NWT Reindeer Herding

During the early 1920s, the federal government began receiving disturbing reports from field observations that northern caribou populations were in steep decline. This meant that the Inuvialuit of the western Arctic and Inuit further east would soon be impacted. The Americans had faced the same problem in Alaska in the early 1890s. They brought in a large herd of European reindeer and attempted to establish reindeer herding as a way of life for the Inuit of northern Alaska.

In 1929 the Canadian government followed suit and entered a contract with a company in Nome, Alaska, to deliver 3000 reindeer to the Canadian Arctic. In March 1935, after a five-year trek across northern Alaska and the Yukon, 2370 reindeer arrived in the Mackenzie Delta.

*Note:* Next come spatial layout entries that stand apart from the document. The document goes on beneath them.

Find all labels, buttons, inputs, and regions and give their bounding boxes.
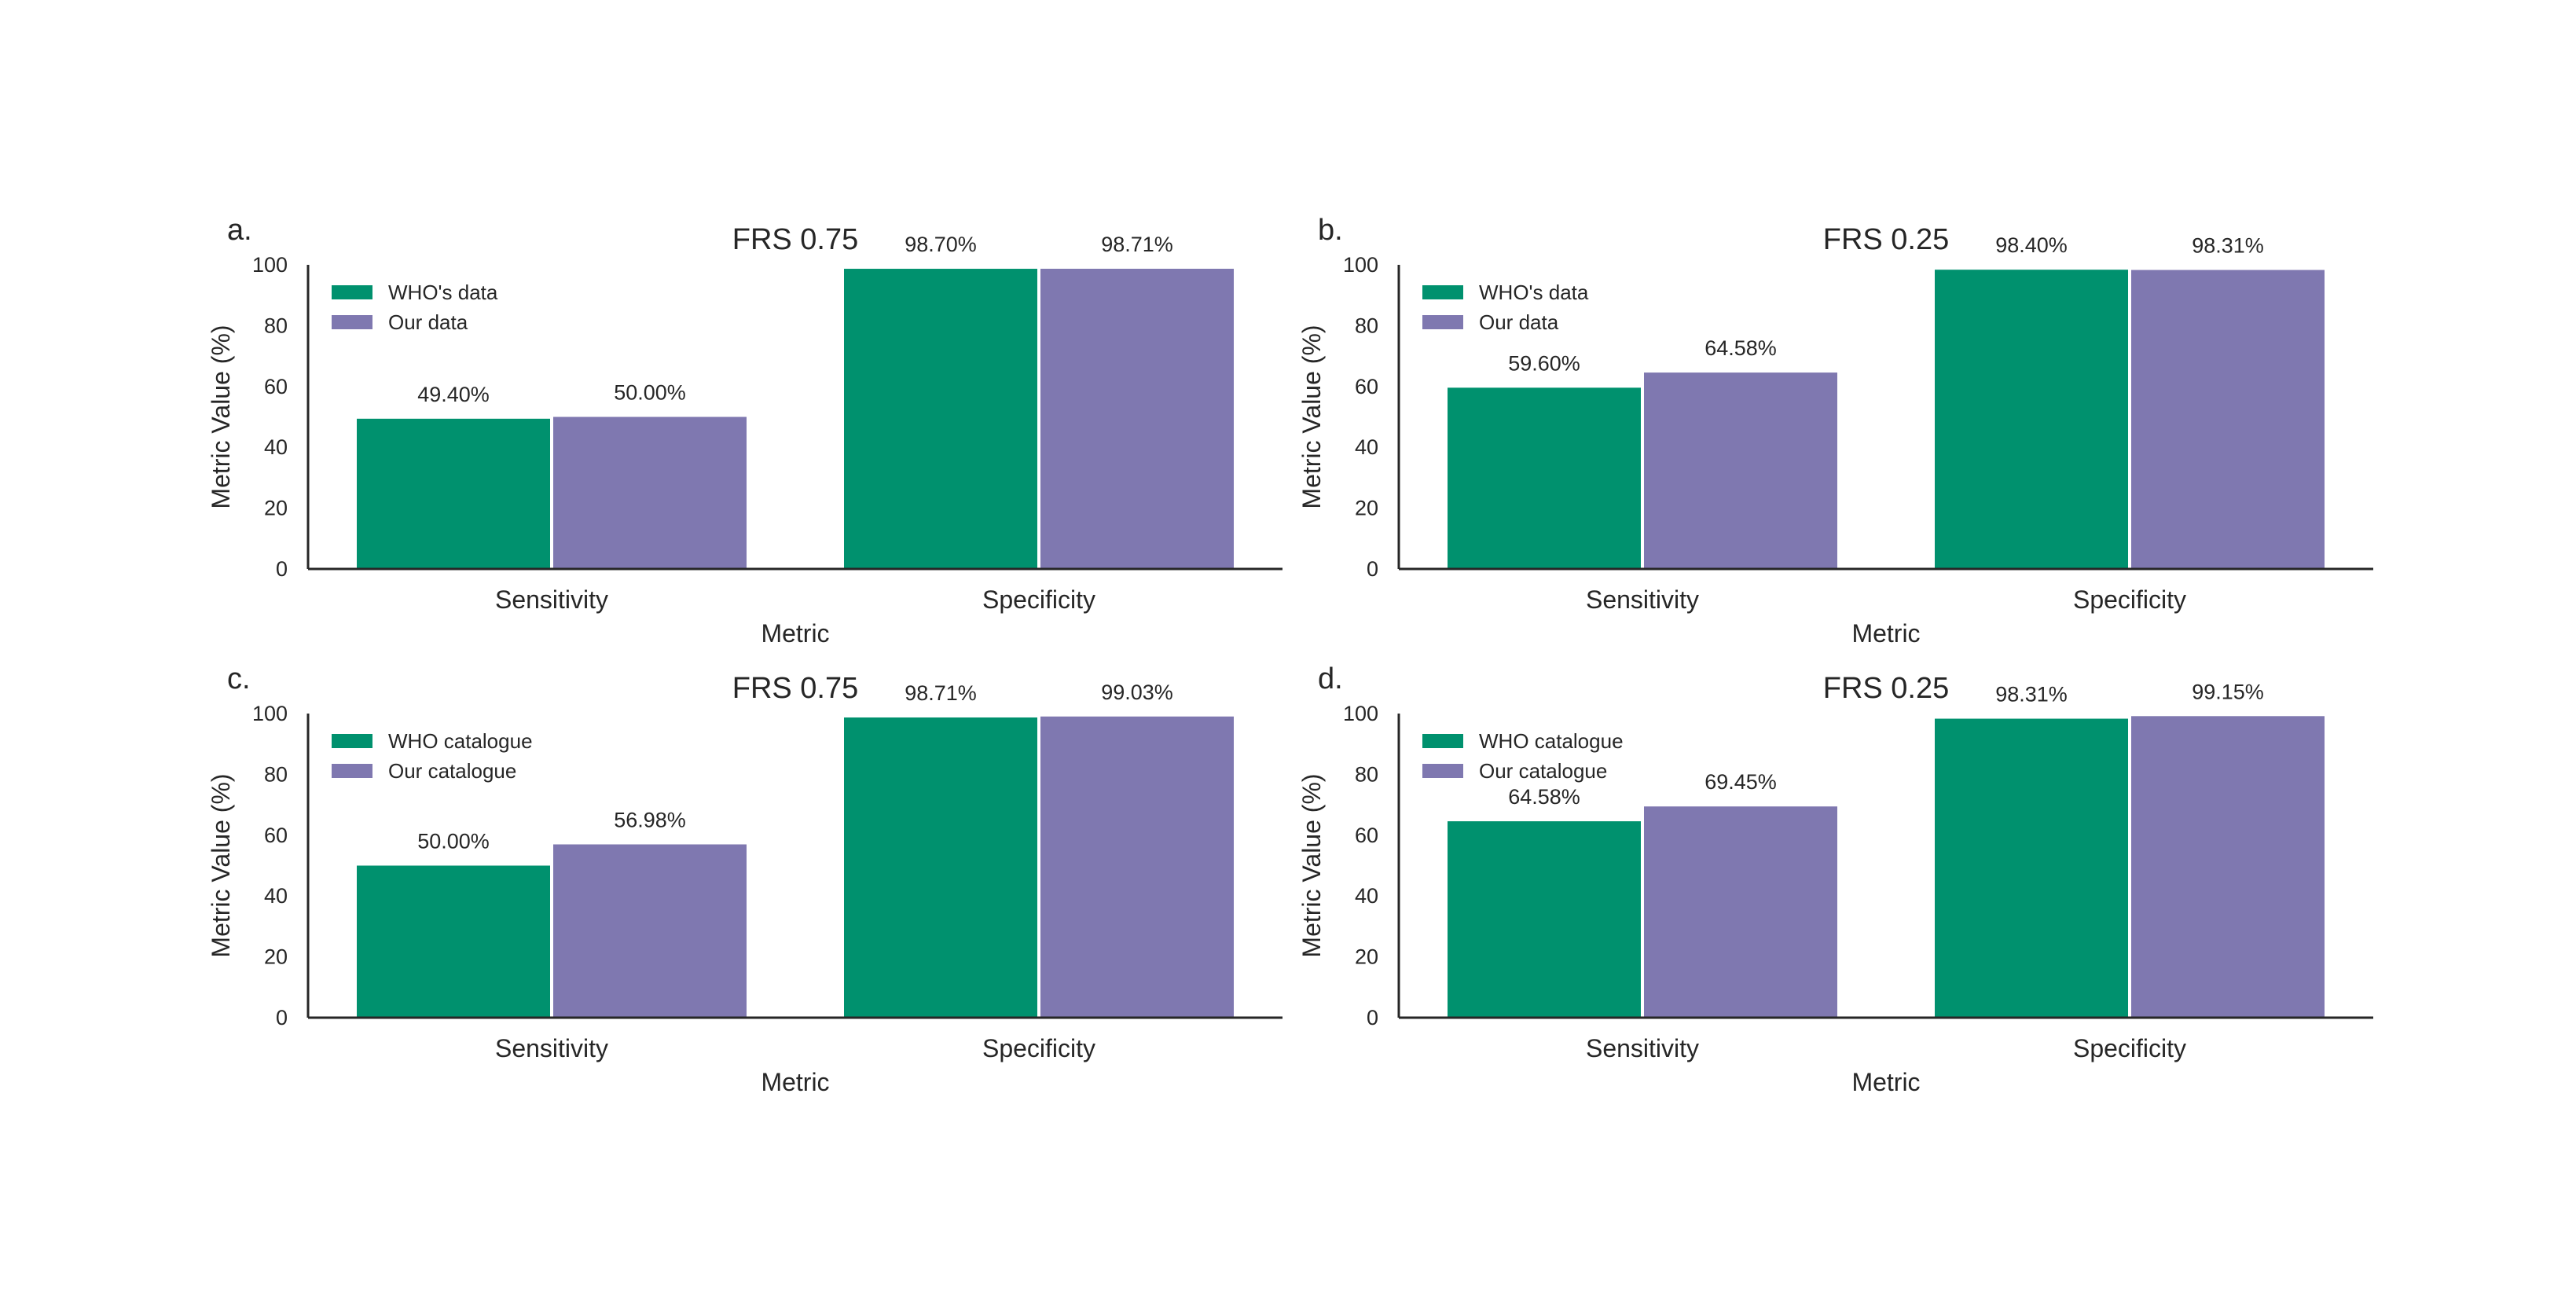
bar-who-catalogue-sensitivity xyxy=(1448,821,1641,1018)
data-label: 98.71% xyxy=(1101,233,1173,256)
y-axis-label: Metric Value (%) xyxy=(1297,325,1326,508)
x-tick-label: Specificity xyxy=(982,1034,1095,1062)
y-tick-label: 0 xyxy=(276,557,288,581)
bar-our-catalogue-sensitivity xyxy=(1644,806,1837,1018)
bar-our-catalogue-specificity xyxy=(2131,716,2325,1018)
y-tick-label: 80 xyxy=(1355,314,1378,337)
y-tick-label: 0 xyxy=(1367,1006,1378,1029)
legend-swatch xyxy=(332,734,372,748)
bar-who-s-data-specificity xyxy=(1935,270,2128,569)
bar-who-catalogue-specificity xyxy=(844,717,1037,1018)
data-label: 64.58% xyxy=(1508,785,1580,809)
bar-who-s-data-sensitivity xyxy=(357,418,550,569)
x-tick-label: Specificity xyxy=(982,585,1095,614)
data-label: 98.71% xyxy=(905,681,977,705)
legend-label: Our catalogue xyxy=(1479,759,1607,783)
legend-label: Our data xyxy=(388,310,468,334)
legend-swatch xyxy=(332,285,372,299)
legend-swatch xyxy=(332,315,372,329)
legend-swatch xyxy=(1422,764,1463,778)
y-tick-label: 40 xyxy=(264,435,288,459)
legend-label: WHO catalogue xyxy=(1479,729,1624,753)
legend-label: Our data xyxy=(1479,310,1559,334)
bar-who-catalogue-sensitivity xyxy=(357,865,550,1018)
y-tick-label: 20 xyxy=(264,945,288,969)
x-axis-label: Metric xyxy=(1851,1068,1920,1096)
bar-our-data-sensitivity xyxy=(1644,372,1837,569)
y-tick-label: 100 xyxy=(1343,702,1378,725)
data-label: 98.31% xyxy=(2192,234,2264,258)
y-tick-label: 40 xyxy=(264,884,288,908)
y-tick-label: 0 xyxy=(276,1006,288,1029)
y-tick-label: 60 xyxy=(264,375,288,398)
data-label: 98.40% xyxy=(1995,233,2068,257)
data-label: 59.60% xyxy=(1508,351,1580,375)
y-tick-label: 40 xyxy=(1355,884,1378,908)
legend-label: WHO's data xyxy=(388,281,498,304)
bar-our-catalogue-sensitivity xyxy=(553,844,747,1018)
x-tick-label: Sensitivity xyxy=(1586,585,1699,614)
data-label: 69.45% xyxy=(1704,770,1777,794)
data-label: 98.70% xyxy=(905,233,977,256)
y-tick-label: 60 xyxy=(1355,824,1378,847)
x-tick-label: Sensitivity xyxy=(495,585,608,614)
y-tick-label: 60 xyxy=(1355,375,1378,398)
y-tick-label: 100 xyxy=(1343,253,1378,277)
bar-our-data-sensitivity xyxy=(553,416,747,569)
y-tick-label: 0 xyxy=(1367,557,1378,581)
legend-label: Our catalogue xyxy=(388,759,516,783)
data-label: 98.31% xyxy=(1995,683,2068,706)
bar-who-s-data-sensitivity xyxy=(1448,387,1641,569)
bar-our-data-specificity xyxy=(1040,268,1234,569)
chart-title: FRS 0.25 xyxy=(1823,672,1950,705)
x-axis-label: Metric xyxy=(1851,619,1920,648)
y-tick-label: 60 xyxy=(264,824,288,847)
y-tick-label: 100 xyxy=(252,253,288,277)
data-label: 99.03% xyxy=(1101,681,1173,704)
legend-swatch xyxy=(1422,315,1463,329)
y-tick-label: 80 xyxy=(1355,762,1378,786)
y-tick-label: 100 xyxy=(252,702,288,725)
y-tick-label: 80 xyxy=(264,314,288,337)
data-label: 56.98% xyxy=(614,808,686,831)
legend-swatch xyxy=(332,764,372,778)
legend-swatch xyxy=(1422,285,1463,299)
x-tick-label: Sensitivity xyxy=(495,1034,608,1062)
data-label: 49.40% xyxy=(417,383,490,406)
data-label: 99.15% xyxy=(2192,680,2264,703)
bar-our-data-specificity xyxy=(2131,270,2325,569)
chart-title: FRS 0.75 xyxy=(732,223,859,256)
legend-swatch xyxy=(1422,734,1463,748)
panel-label: d. xyxy=(1318,662,1343,695)
bar-our-catalogue-specificity xyxy=(1040,716,1234,1018)
bar-who-catalogue-specificity xyxy=(1935,718,2128,1018)
y-tick-label: 20 xyxy=(1355,945,1378,969)
x-tick-label: Sensitivity xyxy=(1586,1034,1699,1062)
x-axis-label: Metric xyxy=(761,619,829,648)
panel-label: b. xyxy=(1318,214,1343,247)
panel-label: c. xyxy=(227,662,251,695)
y-tick-label: 80 xyxy=(264,762,288,786)
data-label: 50.00% xyxy=(614,381,686,405)
chart-title: FRS 0.25 xyxy=(1823,223,1950,256)
y-tick-label: 20 xyxy=(264,497,288,520)
x-axis-label: Metric xyxy=(761,1068,829,1096)
x-tick-label: Specificity xyxy=(2073,1034,2186,1062)
y-tick-label: 40 xyxy=(1355,435,1378,459)
panel-label: a. xyxy=(227,214,252,247)
bar-who-s-data-specificity xyxy=(844,269,1037,569)
y-axis-label: Metric Value (%) xyxy=(207,325,235,508)
y-tick-label: 20 xyxy=(1355,497,1378,520)
legend-label: WHO catalogue xyxy=(388,729,533,753)
y-axis-label: Metric Value (%) xyxy=(207,773,235,957)
chart-title: FRS 0.75 xyxy=(732,672,859,705)
y-axis-label: Metric Value (%) xyxy=(1297,773,1326,957)
x-tick-label: Specificity xyxy=(2073,585,2186,614)
legend-label: WHO's data xyxy=(1479,281,1589,304)
data-label: 50.00% xyxy=(417,830,490,853)
data-label: 64.58% xyxy=(1704,336,1777,360)
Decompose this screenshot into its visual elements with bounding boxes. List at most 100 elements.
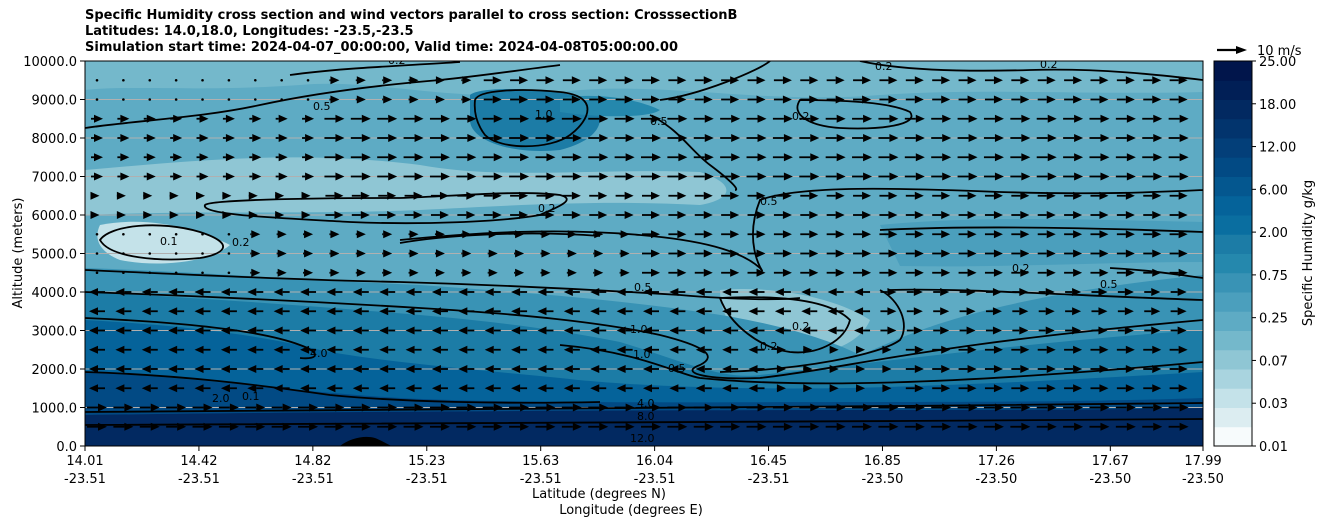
wind-arrow [382, 249, 393, 258]
wind-arrow-head [809, 95, 819, 104]
wind-arrow-head [652, 153, 661, 162]
y-tick-label: 0.0 [56, 440, 77, 455]
wind-arrow-head [757, 403, 767, 412]
chart-title-line-3: Simulation start time: 2024-04-07_00:00:… [85, 40, 678, 55]
wind-arrow [483, 211, 502, 219]
wind-arrow [482, 134, 503, 142]
wind-arrow-head [669, 288, 679, 296]
colorbar-segment [1214, 253, 1252, 274]
wind-arrow [958, 211, 977, 219]
wind-arrow [958, 76, 977, 85]
wind-key-label: 10 m/s [1257, 44, 1302, 59]
wind-arrow-head [941, 230, 951, 239]
wind-arrow [250, 268, 261, 277]
wind-arrow [984, 249, 1003, 258]
wind-arrow [434, 249, 445, 258]
wind-arrow-head [1153, 153, 1163, 162]
wind-arrow-head [1072, 326, 1082, 335]
wind-arrow-head [203, 422, 213, 431]
wind-arrow-head [1153, 134, 1163, 142]
wind-arrow [905, 95, 924, 104]
wind-arrow [589, 76, 608, 85]
wind-arrow [403, 172, 424, 181]
wind-arrow [694, 230, 713, 239]
x-axis: 14.01-23.5114.42-23.5114.82-23.5115.23-2… [64, 446, 1224, 487]
wind-arrow [615, 211, 634, 219]
wind-arrow-head [1153, 114, 1163, 123]
wind-arrow [430, 191, 449, 200]
wind-arrow [275, 172, 288, 181]
wind-arrow [853, 191, 872, 200]
wind-arrow [483, 95, 502, 104]
wind-arrow [329, 249, 340, 258]
wind-arrow [561, 114, 582, 123]
wind-arrow [721, 76, 740, 85]
wind-arrow [932, 268, 951, 277]
wind-arrow-head [1099, 268, 1109, 277]
wind-arrow-head [590, 384, 600, 393]
wind-arrow-head [511, 326, 521, 335]
wind-arrow-head [120, 172, 130, 181]
y-tick-label: 10000.0 [23, 55, 77, 70]
wind-arrow-head [590, 288, 600, 296]
wind-arrow [222, 153, 235, 162]
wind-arrow [379, 307, 396, 316]
wind-arrow-head [484, 326, 494, 335]
wind-arrow-head [882, 365, 892, 373]
wind-arrow-head [835, 268, 845, 277]
wind-arrow [117, 172, 130, 181]
wind-arrow [904, 134, 925, 142]
wind-arrow-head [488, 249, 498, 258]
wind-arrow [196, 153, 209, 162]
wind-arrow-dot [201, 271, 204, 275]
wind-arrow-head [1099, 365, 1109, 373]
wind-arrow-head [966, 326, 976, 335]
wind-arrow-head [810, 172, 820, 181]
wind-arrow-head [1021, 134, 1031, 142]
wind-arrow [143, 211, 153, 219]
wind-arrow [799, 134, 820, 142]
wind-arrow [588, 172, 609, 181]
wind-arrow [1142, 134, 1163, 142]
wind-arrow [746, 153, 767, 162]
colorbar-segment [1214, 195, 1252, 216]
wind-arrow [643, 307, 659, 316]
wind-arrow [772, 114, 793, 123]
wind-arrow-head [809, 76, 819, 85]
wind-arrow-head [913, 326, 923, 335]
wind-arrow-head [651, 211, 660, 219]
wind-arrow-head [1045, 307, 1055, 316]
wind-arrow [1142, 153, 1163, 162]
wind-arrow [273, 326, 290, 335]
wind-arrow-head [572, 153, 582, 162]
wind-arrow [695, 384, 712, 393]
wind-arrow-head [756, 76, 766, 85]
wind-arrow [1169, 191, 1188, 200]
wind-arrow-head [440, 172, 450, 181]
wind-arrow [89, 288, 105, 296]
wind-arrow-head [748, 365, 758, 373]
wind-arrow-head [625, 153, 635, 162]
wind-arrow-head [913, 307, 923, 316]
wind-arrow-head [888, 268, 898, 277]
wind-arrow [1115, 114, 1136, 123]
wind-vectors [87, 76, 1189, 431]
wind-arrow [227, 271, 231, 275]
wind-arrow-head [862, 268, 872, 277]
wind-arrow-head [942, 153, 952, 162]
wind-arrow [1010, 403, 1031, 412]
wind-arrow [382, 95, 393, 104]
wind-arrow-dot [148, 271, 152, 275]
y-tick-label: 8000.0 [32, 132, 78, 147]
wind-arrow [461, 95, 472, 104]
wind-arrow [302, 172, 315, 181]
wind-arrow-head [914, 211, 924, 219]
wind-arrow [379, 288, 396, 296]
wind-arrow [168, 345, 185, 354]
wind-arrow-head [599, 403, 609, 412]
wind-arrow [431, 326, 448, 335]
wind-arrow [116, 191, 126, 200]
wind-arrow [880, 288, 897, 296]
wind-arrow [329, 230, 340, 239]
wind-arrow-head [361, 172, 371, 181]
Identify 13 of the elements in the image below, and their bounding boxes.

During a three-year apprenticeship program, the government planned to take young Inuvialuit from church-run residential schools and train them in reindeer husbandry and herding techniques. Each program graduate would then be responsible for a herd of reindeer and set up in an area east of the Mackenzie Delta near Reindeer Station, where they would take care of these reindeer and sell the offspring. This sounded like a good plan, but the financial return, even from a herd of a thousand animals, was much less than one could make as a hunter and trapper. Reindeer herding was also difficult and lonely. Only two men came forward to become apprentices during the first few years of operation.

From 1935 through to the mid-1950s, only seven independent herds were established. During those 20 years, many setbacks occurred, including the drowning of several crucial Inuvialuit reindeer herd managers on the schooner Calla in September 1944.

The government experiment gradually declined over the latter half of the 1950s. The end for this program came about due to the lure of good-paying construction jobs on two major northern projects, the Distant Early Warning (DEW) Line and the construction of the new town of Inuvik. In 1960, the federal government admitted defeat, and the herd was sold. There is one remaining herd in the Inuvik area, managed by the Inuvialuit Regional Corporation since 2021.